Many states in India are currently facing drought-like situations, namely Karnataka, Andhra Pradesh, Gujarat, Madhya Pradesh, Maharashtra, Jharkhand, Bihar, Haryana and Chhattisgarh. The utilisation of chemical fertilizers on these lands only exacerbates the problems faced by the farmers as these chemicals dry the land and make farming in the future much harder. The chemical fertiliser industry is worth over Rs 70,000 crores and stands to be hit by this model. Vermicompost is sold for Rs 200 to Rs 500 for 10 kgs — this price can be brought down hugely and it can be made available to the average farmer. Much like Sikkim, every state can go organic. Much can be said about the health benefits to the average citizen who today for lack of options consumes food that has been grown with chemical fertilisers.
Our reliance on fossil fuels is causing huge environmental degradation. The case against fossil fuels has been tried and won and yet fossil fuels are in rampant use. In India, there is tremendous potential for biogas utilisation. The dry dairy report estimates that based on the availability of dung from 304 million cattle in India, over 18,240 million cubic meter of biogas can be generated annually. This biogas generation can fuel street lights or gas cylinders of entire villages.
This must not be left to non-government organisations or gaushalas who are underfunded and not as well organised as the government to achieve. The only way to sustainably connect bovines to organic farming and prevent illegal slaughter and smuggling of cows is for the government to make 'cattle camps' based on the dry dairy model, for every cluster of villages. These cattle camps can sell their produce to the department of agriculture at a minimum support price and use a part of the proceeds to feed the animals and for maintenance of these camps. Unless the dry dairy model is institutionalised, it will be near impossible to provide vermicompost, biogas and prevent illegal slaughter and smuggling of animals no matter how noble the government thinks their intentions are.
Will the government act or is cow protection just for the appeasement of a vote bank as many critics and analysts fear?

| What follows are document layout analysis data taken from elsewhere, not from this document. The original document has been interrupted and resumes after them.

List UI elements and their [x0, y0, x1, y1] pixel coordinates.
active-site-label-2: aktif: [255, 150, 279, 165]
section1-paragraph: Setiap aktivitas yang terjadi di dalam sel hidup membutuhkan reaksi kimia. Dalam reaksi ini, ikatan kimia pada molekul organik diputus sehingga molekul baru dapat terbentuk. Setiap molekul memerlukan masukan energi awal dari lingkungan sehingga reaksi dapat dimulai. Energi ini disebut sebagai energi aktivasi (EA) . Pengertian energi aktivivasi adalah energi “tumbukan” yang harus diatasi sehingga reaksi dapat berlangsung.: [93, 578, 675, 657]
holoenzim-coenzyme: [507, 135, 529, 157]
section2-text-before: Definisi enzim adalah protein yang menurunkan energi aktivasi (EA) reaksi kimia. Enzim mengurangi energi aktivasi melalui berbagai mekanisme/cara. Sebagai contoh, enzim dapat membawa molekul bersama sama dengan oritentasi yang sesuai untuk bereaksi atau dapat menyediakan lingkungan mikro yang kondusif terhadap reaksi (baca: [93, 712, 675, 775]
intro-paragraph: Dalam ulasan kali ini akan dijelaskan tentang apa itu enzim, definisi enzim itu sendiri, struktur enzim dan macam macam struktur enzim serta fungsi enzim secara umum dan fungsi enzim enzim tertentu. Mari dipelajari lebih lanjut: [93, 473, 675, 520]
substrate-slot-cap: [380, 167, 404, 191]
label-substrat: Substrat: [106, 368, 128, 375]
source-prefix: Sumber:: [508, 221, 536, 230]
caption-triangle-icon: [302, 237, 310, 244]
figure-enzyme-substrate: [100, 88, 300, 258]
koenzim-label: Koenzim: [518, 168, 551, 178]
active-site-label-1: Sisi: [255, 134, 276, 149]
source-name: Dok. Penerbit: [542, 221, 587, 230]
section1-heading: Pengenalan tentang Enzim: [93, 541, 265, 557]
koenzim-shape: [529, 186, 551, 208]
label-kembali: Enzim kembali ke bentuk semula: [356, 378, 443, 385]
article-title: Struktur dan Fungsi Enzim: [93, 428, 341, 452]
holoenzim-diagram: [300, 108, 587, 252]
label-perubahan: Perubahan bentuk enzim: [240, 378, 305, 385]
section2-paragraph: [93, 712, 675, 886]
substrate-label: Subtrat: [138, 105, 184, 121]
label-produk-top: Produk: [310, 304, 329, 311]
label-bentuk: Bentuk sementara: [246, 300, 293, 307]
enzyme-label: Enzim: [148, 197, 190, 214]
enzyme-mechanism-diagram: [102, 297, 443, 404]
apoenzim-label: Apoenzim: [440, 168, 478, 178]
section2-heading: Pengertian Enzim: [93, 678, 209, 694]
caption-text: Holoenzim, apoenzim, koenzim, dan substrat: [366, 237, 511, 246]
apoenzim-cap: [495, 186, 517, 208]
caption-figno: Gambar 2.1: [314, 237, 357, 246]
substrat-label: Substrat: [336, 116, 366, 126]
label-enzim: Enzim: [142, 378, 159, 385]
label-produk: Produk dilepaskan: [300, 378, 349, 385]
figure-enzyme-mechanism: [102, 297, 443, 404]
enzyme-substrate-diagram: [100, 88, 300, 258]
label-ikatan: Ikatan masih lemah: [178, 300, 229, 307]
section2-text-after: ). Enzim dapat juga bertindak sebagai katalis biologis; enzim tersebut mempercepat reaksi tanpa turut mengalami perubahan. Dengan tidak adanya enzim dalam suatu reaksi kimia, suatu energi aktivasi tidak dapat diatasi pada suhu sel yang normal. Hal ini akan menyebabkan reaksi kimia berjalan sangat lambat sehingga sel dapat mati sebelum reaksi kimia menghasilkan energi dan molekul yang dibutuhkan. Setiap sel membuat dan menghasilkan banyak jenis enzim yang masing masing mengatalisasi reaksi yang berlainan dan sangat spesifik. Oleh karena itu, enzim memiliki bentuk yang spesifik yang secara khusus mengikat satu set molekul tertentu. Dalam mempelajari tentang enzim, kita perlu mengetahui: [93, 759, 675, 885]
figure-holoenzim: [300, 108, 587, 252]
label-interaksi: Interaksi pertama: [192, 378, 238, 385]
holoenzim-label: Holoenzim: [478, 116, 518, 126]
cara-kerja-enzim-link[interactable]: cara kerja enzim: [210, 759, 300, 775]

When industries that pollute have been held accountable for the pollution that they cause by the Supreme Court by way of the “polluter pays” principle, why should the dairy industry be allowed to go scot-free and not take ownership for the male calves and cows/buffaloes once they have outlived their utility? BJP-led governments have recently imposed more stringent Animal Preservation/Cow Protection Acts in Gujarat, Maharashtra and Haryana. Most states in India have a prohibition on the slaughter of cows and bullocks but no state has a plan for what can be done with these animals when they are no longer useful to the dairy industry. The dry dairy model has offered a solution with potential now and it remains to be seen whether states take this seriously and actually implement it to benefit village economies at scale.
Gauri Maulekhi is an animal rights activist and Ambika Nijjar is an activist and lawyer.